En regardant les champs à mes côtés, je pouvais voir plusieurs villageois rassemblés de façon sporadique qui nous regardaient passer. Il semblait qu’ils étaient conscients que nous étions des visiteurs d’un autre monde — leurs sauveurs, dans leur esprit du moins.

L’anxiété et la curiosité se mêlaient à la nostalgie et à la foi. Leurs regards se mettaient mal à l’aise. Shiran s’était assise à mes côtés sur le siège du conducteur, nous servant de guide. Elle avait commencé à nous parler des détails généraux des villages de récupération, peut-être par considération lorsqu’elle avait senti ce qui se passait dans mon esprit.

« La remise en état des Terres forestières commence par la construction de murs à l’intérieur du territoire défriché. Des pierres sont importées de carrières lointaines pour construire un périmètre défensif solide. Au fur et à mesure de l’avancée du peuplement, d’autres murs sont construits pour l’expansion. C’est ainsi que le village se développe petit à petit. »

« Oh, c’est donc pour ça qu’il y a plusieurs couches de murs ? »

« Précisément. La pierre importée étant principalement utilisée pour les murs, les maisons sont généralement construites en bois, qui est en extrême abondance. Plusieurs fois par an, l’armée organise la vente du bois excédentaire obtenu par le défrichement des forêts. »

« Les villages vivent-ils de la sylviculture ? »

« Oui. Le sol de la région boisée est pauvre pour les cultures.
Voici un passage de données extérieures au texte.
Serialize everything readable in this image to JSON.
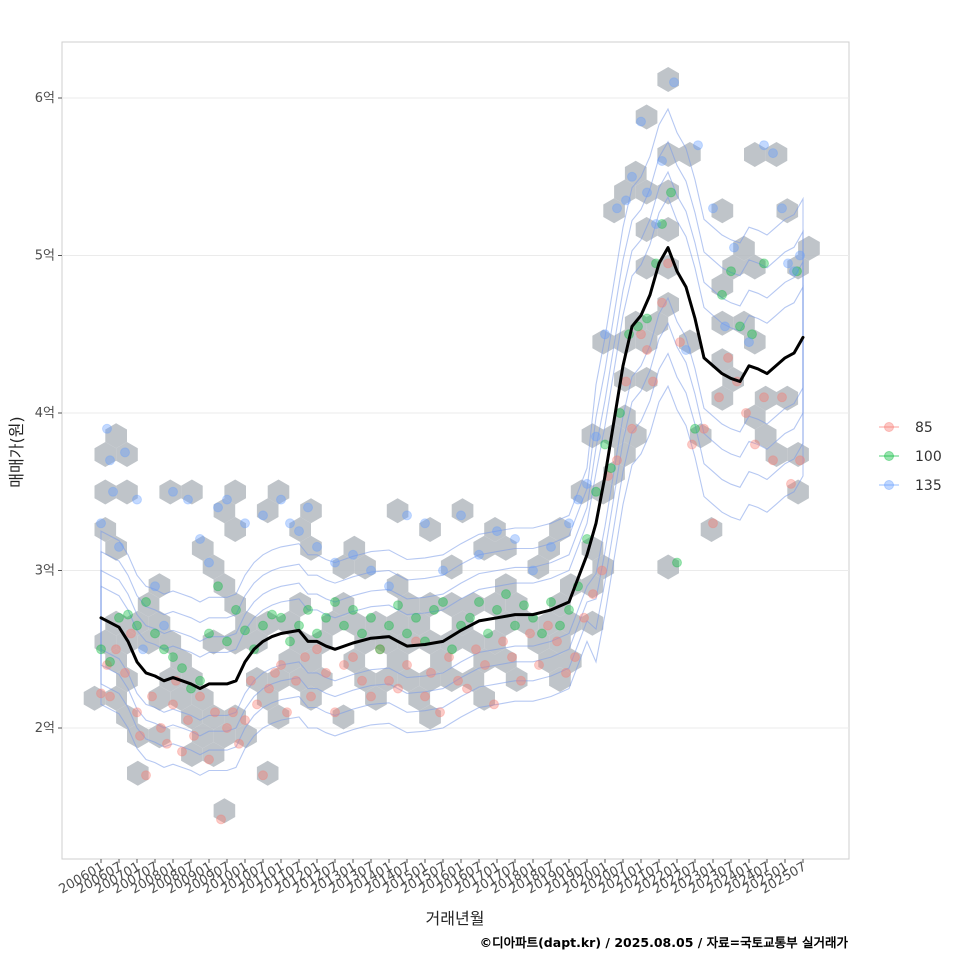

On dit que c’est parce que la densité du mana dans la terre empêche tout ce qui peut pousser à part les arbres. Pour cette raison, la récolte de chaque champ est minime. Ils compensent le déficit en nourriture en l’achetant ailleurs avec l’argent des ventes de bois. »

« Ta ville natale est aussi comme ça, Shiran ? »

« En effet. Il ne fait qu’un cinquième de sa taille et est un peu plus pauvre, mais l’atmosphère est similaire, » dit Shiran avec un sourire affectueux, se souvenant de sa propre ville natale. « Ce village sert d’escale pour le Fort de Tilia, il est donc plus grand pour un village de récupération. »

Pendant que nous parlions, en attirant l’attention des villageois, notre manamobile avançait progressivement. Ils ne pouvaient pas deviner qu’il y avait des monstres à l’intérieur. Le village n’était pas au courant de ma situation. Nous ne faisions que passer, il avait donc été décidé qu’il n’était pas nécessaire de sortir de notre chemin pour semer les graines du chaos. Les seuls à entrer dans le village étaient les chevaliers de l’Alliance, nous n’avions donc pas à craindre que quelqu’un divulgue mon secret. Même si le village l’apprenait, il ne pourrait rien y faire, vu l’importance de la force avec laquelle nous étions venus.

Nous étions arrivés à un bâtiment à deux étages près du centre du village. Il était un peu plus prestigieux que les autres bâtiments que nous avions vus et avait un panneau d’affichage accroché à son toit. Shiran m’avait dit que c’était une auberge pour les voyageurs qui servait également de taverne. Je lui avais laissé le véhicule et étais descendu avec Lily.

« Salut, Majima. Ça fait longtemps qu’on ne s’est pas vus, » déclara Miyoshi Taichi. Son groupe d’amis qui avait réussi à survivre dans le Fort de Tilia venait de sortir d’une autre manamobile. « Je t’ai observé en chemin. Tu as joué un grand rôle dans la protection de tous les soldats, hein ? »

« Eh bien, c’est plutôt Lily qui l’a fait. Je n’ai rien fait du tout. »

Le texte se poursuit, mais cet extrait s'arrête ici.